Après une année 2021 marquée par le succès fulgurant de la mini-série It's a Sin, Olly Alexander revient à ses premières amours avec Night Call. Un album pop et décomplexé qui signe le renouveau de Years & Years.

Longtemps un trio, Years & Years n'est plus qu'un projet solo – mais cela n'entache en rien sa superbe. Maintenant que ses acolytes d'un temps Mikey Goldsworthy et Emre Türkmen ont pris des voies différentes, le flamboyant Olly Alexander est seul aux commandes et prouve sa légitimité avec Night Call, un troisième album à la fois dansant, sexy et mélancolique. En bref, un cocktail très gay qui fonctionne. Fort de sa prestation excellente dans la série acclamée It's a Sin l'an dernier, le chanteur britannique se confie sur sa volonté de maintenir Years & Years en vie, la honte avec laquelle il s'est débattu... et son public hétéro. Le tout en 10 questions top chrono.

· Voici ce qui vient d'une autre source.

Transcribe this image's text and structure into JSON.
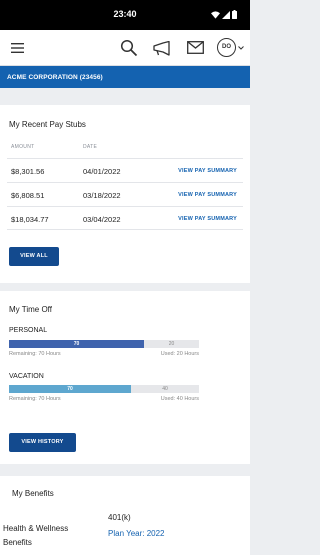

À lire aussi : 12 albums d'artistes LGBTQI+ qui ont fait du bien à la pop en 2021

Years and Years est désormais un projet solo. Pourquoi as-tu décidé de garder le nom du groupe pour ton nouvel album Night Call ?

Quand Mikey, Emre et moi discutions de ce que nous voulions faire, c'était très clair qu'on avait tous envie de partir dans des directions différentes. Mais je n'étais pas prêt à dire adieu à Years & Years. Je voulais juste que ça continue, dans un vrai élan de nostalgie. Et même si je suis tout seul aux commandes, Years & Years ne se limitera jamais qu'à moi.

En quoi dirais-tu que les titres de Night Call diffèrent de la musique que tu as pu faire avec le groupe ?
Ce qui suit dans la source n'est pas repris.